Publication year - 1984
Publication title -
acta anaesthesiologica scandinavica
Language(s) - English
Resource type - Journals
SCImago Journal Rank - 0.738
H-Index - 107
eISSN - 1399-6576
pISSN - 0001-5172
DOI - 10.1111/j.1399-6576.1984.tb02002.x
Subject(s) - mitochondrion , in vivo , malignant hyperthermia , oxidative phosphorylation , skeletal muscle , creatine , medicine , creatine kinase , phosphate , halothane , in vitro , metabolism , glycolysis , endocrinology , biochemistry , biology , anesthesia , microbiology and biotechnology
The biochemical characteristics of skeletal muscle mitochondria of malignant hyperthermia (MH) susceptible Dutch Landrace pigs have been investigated before and during an MH attack, induced in vivo by halothane plus succinylcholine. The muscle homogenates have a decreased capacity to synthesize ATP and creatine phosphate during the MH period. Muscle mitochondria prepared from susceptible pigs in an MH period consume less oxygen than do mitochondria isolated before the attack, or mitochondria from control pigs during the challenge.

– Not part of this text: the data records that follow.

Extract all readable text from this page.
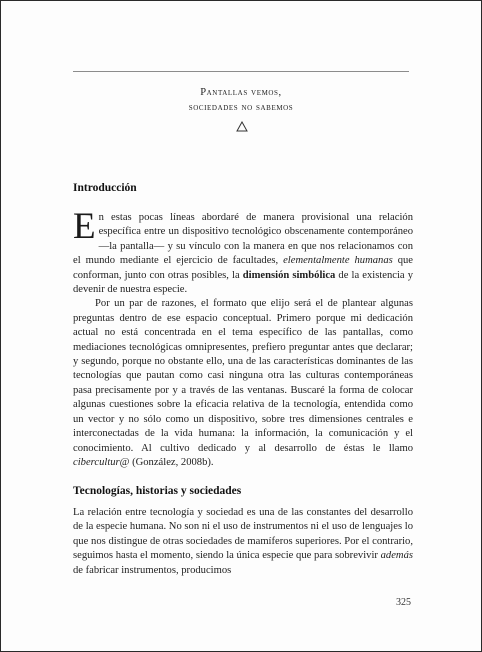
Pantallas vemos,
sociedades no sabemos
Introducción

En estas pocas líneas abordaré de manera provisional una relación específica entre un dispositivo tecnológico obscenamente contemporáneo —la pantalla— y su vínculo con la manera en que nos relacionamos con el mundo mediante el ejercicio de facultades, elementalmente humanas que conforman, junto con otras posibles, la dimensión simbólica de la existencia y devenir de nuestra especie.

Por un par de razones, el formato que elijo será el de plantear algunas preguntas dentro de ese espacio conceptual. Primero porque mi dedicación actual no está concentrada en el tema específico de las pantallas, como mediaciones tecnológicas omnipresentes, prefiero preguntar antes que declarar; y segundo, porque no obstante ello, una de las características dominantes de las tecnologías que pautan como casi ninguna otra las culturas contemporáneas pasa precisamente por y a través de las ventanas. Buscaré la forma de colocar algunas cuestiones sobre la eficacia relativa de la tecnología, entendida como un vector y no sólo como un dispositivo, sobre tres dimensiones centrales e interconectadas de la vida humana: la información, la comunicación y el conocimiento. Al cultivo dedicado y al desarrollo de éstas le llamo cibercultur@ (González, 2008b).

Tecnologías, historias y sociedades

La relación entre tecnología y sociedad es una de las constantes del desarrollo de la especie humana. No son ni el uso de instrumentos ni el uso de lenguajes lo que nos distingue de otras sociedades de mamíferos superiores. Por el contrario, seguimos hasta el momento, siendo la única especie que para sobrevivir además de fabricar instrumentos, producimos

325
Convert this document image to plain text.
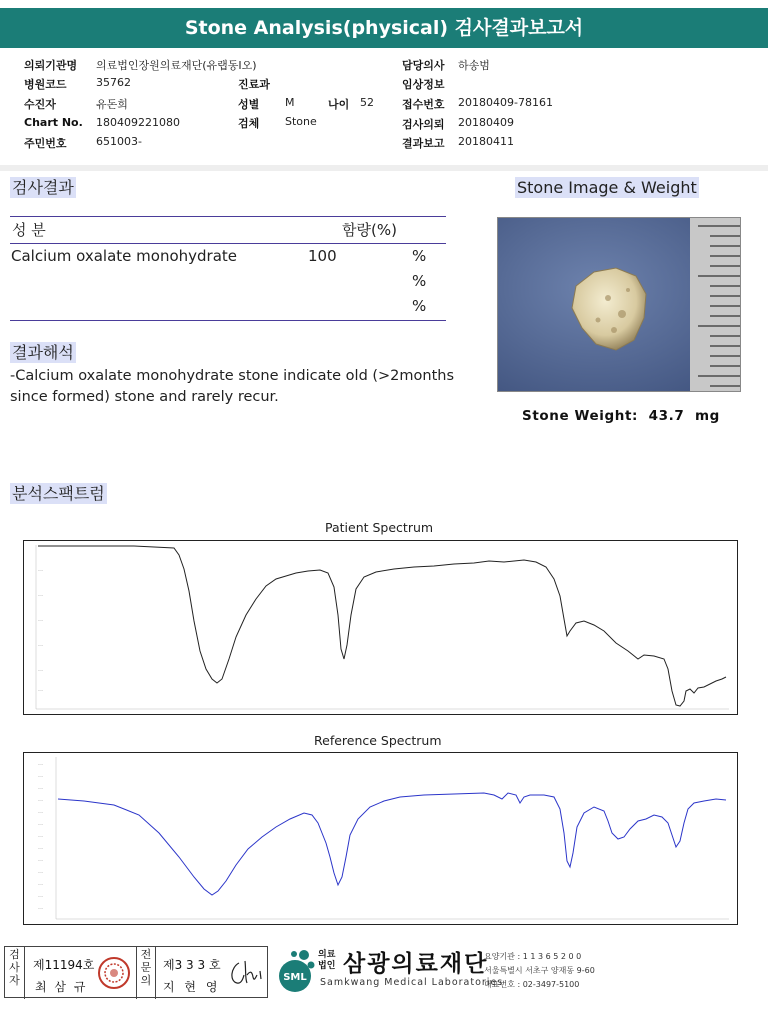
Stone Analysis(physical) 검사결과보고서
의뢰기관명 의료법인장원의료재단(유랩동I오)
병원코드	35762
수진자	유돈희
Chart No. 180409221080
주민번호	651003-
진료과
성별 M	나이 52
검체 Stone
담당의사 하송범
임상정보
접수번호 20180409-78161
검사의뢰 20180409
결과보고 20180411
검사결과
성 분	함량(%)
Calcium oxalate monohydrate	100	%
%
%
결과해석
-Calcium oxalate monohydrate stone indicate old (>2months since formed) stone and rarely recur.
Stone Image & Weight
Stone Weight: 43.7 mg
분석스팩트럼
Patient Spectrum
----
----
----
----
----
----
Reference Spectrum
----
----
----
----
----
----
----
----
----
----
----
----
----
검사자
제11194호
최 삼 규
전문의
제3 3 3 호
지 현 영
SML
의료법인 삼광의료재단
Samkwang Medical Laboratories
요양기관 : 1 1 3 6 5 2 0 0
서울특별시 서초구 양재동 9-60
대표번호 : 02-3497-5100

The oxidative phosphorylation is not uncoupled during the critical period. The production of CO2 indicates that the in vitro measured capacity of the MH muscle mitochondria correctly reflects the in vivo condition during the MH attack. The restricted synthesis may be caused by a factor, finding expression in the mitochondria themselves, and obtained or activated during the MH attack.